Effectiveness of High-Dimensional Distance Metrics on Solar Flare Time Series
Elaina Rohlfing, Azim Ahmadzadeh, V Aparna
TL;DR
This study interrogates whether elastic, high-dimensional distance measures (DTW, MSM, TWE) offer advantages over the Euclidean baseline for clustering-based solar flare forecasting on the SWAN-SF multivariate time-series dataset. Using a $k$-medoids framework with careful initialization, cluster-to-label mapping, and extensive hyperparameter tuning, the authors show that elastic measures fail to surpass Euclidean distance, even after optimizing parameters such as warping windows and transformation costs. A detailed analysis reveals that test-set imbalance and the stochastic nature of pre-flare activity limit the discriminative power of FL (X/M) clusters, with NF clusters often dominating performance gains. The findings motivate developing non–point-matching high-dimensional distance measures for time-series, as Euclidean distance remains a robust baseline for this domain and current elastic metrics offer limited added value.
Abstract
Solar-flare forecasting has been extensively researched yet remains an open problem.

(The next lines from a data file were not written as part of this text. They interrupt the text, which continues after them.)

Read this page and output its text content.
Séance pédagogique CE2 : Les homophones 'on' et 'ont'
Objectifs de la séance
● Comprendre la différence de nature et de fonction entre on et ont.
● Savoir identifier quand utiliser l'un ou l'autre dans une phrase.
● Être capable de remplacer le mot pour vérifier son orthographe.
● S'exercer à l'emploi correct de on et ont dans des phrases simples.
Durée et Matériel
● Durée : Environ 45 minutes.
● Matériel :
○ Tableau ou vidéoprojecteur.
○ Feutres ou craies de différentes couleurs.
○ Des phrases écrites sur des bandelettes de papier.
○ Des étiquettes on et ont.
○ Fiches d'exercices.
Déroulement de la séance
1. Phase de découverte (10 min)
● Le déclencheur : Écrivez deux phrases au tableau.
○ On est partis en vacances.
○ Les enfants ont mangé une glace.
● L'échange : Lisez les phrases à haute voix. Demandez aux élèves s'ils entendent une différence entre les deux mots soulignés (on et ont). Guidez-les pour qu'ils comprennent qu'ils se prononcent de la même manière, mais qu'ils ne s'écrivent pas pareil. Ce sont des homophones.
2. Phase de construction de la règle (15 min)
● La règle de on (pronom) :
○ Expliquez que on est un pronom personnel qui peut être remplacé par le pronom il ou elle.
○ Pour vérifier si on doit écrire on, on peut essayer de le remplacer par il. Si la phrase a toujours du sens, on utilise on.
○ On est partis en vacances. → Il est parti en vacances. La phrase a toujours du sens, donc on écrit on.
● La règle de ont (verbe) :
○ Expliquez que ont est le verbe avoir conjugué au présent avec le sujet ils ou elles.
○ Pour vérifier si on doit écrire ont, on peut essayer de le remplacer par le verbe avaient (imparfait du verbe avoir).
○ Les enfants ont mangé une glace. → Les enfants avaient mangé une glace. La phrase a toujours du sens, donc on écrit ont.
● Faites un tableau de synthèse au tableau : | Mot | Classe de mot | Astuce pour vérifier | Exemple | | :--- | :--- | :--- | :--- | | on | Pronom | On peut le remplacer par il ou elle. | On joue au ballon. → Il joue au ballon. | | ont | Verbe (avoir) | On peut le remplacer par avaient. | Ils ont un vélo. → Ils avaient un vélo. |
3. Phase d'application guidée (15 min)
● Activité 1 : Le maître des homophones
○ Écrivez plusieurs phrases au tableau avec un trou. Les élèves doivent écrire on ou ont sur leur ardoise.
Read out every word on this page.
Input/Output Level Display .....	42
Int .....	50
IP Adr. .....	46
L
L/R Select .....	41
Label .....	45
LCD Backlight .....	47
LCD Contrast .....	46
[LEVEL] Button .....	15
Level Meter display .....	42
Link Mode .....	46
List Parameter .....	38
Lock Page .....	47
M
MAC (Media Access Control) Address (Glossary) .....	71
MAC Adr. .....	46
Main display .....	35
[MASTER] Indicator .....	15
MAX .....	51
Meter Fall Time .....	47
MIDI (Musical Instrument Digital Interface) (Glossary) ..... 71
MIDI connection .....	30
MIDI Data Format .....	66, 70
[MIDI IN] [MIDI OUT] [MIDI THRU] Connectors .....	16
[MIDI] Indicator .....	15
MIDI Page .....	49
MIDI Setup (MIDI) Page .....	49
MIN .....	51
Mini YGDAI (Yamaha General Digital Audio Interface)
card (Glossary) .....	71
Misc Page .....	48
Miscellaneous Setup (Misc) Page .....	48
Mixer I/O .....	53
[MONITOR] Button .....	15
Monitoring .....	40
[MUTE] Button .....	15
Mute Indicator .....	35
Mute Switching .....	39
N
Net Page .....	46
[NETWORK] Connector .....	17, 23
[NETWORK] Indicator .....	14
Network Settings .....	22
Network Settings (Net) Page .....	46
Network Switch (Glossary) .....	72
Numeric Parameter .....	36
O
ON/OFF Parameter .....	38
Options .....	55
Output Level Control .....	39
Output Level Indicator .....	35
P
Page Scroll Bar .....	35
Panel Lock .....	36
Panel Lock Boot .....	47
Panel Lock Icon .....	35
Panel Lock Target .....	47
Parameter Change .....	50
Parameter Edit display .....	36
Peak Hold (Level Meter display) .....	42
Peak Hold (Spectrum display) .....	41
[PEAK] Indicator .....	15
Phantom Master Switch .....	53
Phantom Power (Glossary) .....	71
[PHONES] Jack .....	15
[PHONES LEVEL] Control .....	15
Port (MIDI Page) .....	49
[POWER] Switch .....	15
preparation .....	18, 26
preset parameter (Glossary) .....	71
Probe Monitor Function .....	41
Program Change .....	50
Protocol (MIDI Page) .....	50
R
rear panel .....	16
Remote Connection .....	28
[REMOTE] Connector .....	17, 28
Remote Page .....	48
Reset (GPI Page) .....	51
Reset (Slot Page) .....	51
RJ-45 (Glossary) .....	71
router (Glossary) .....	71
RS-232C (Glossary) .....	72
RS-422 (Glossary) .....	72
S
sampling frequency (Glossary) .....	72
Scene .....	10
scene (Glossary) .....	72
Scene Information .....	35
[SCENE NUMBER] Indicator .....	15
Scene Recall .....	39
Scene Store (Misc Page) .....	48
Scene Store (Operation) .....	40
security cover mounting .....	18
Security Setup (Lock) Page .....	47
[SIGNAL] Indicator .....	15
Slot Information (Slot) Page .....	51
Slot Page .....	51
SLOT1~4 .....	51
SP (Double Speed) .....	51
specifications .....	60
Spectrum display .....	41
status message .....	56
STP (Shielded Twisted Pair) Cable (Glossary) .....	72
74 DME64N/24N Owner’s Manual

In this paper, we investigate the contributions of elastic distance measures for detecting patterns in the solar-flare dataset, SWAN-SF. We employ a simple $k$-medoids clustering algorithm to evaluate the effectiveness of advanced, high-dimensional distance metrics. Our results show that, despite thorough optimization, none of the elastic distances outperform Euclidean distance by a significant margin. We demonstrate that, although elastic measures have shown promise for univariate time series, when applied to the multivariate time series of SWAN-SF, characterized by the high stochasticity of solar activity, they effectively collapse to Euclidean distance. We conduct thousands of experiments and present both quantitative and qualitative evidence supporting this finding.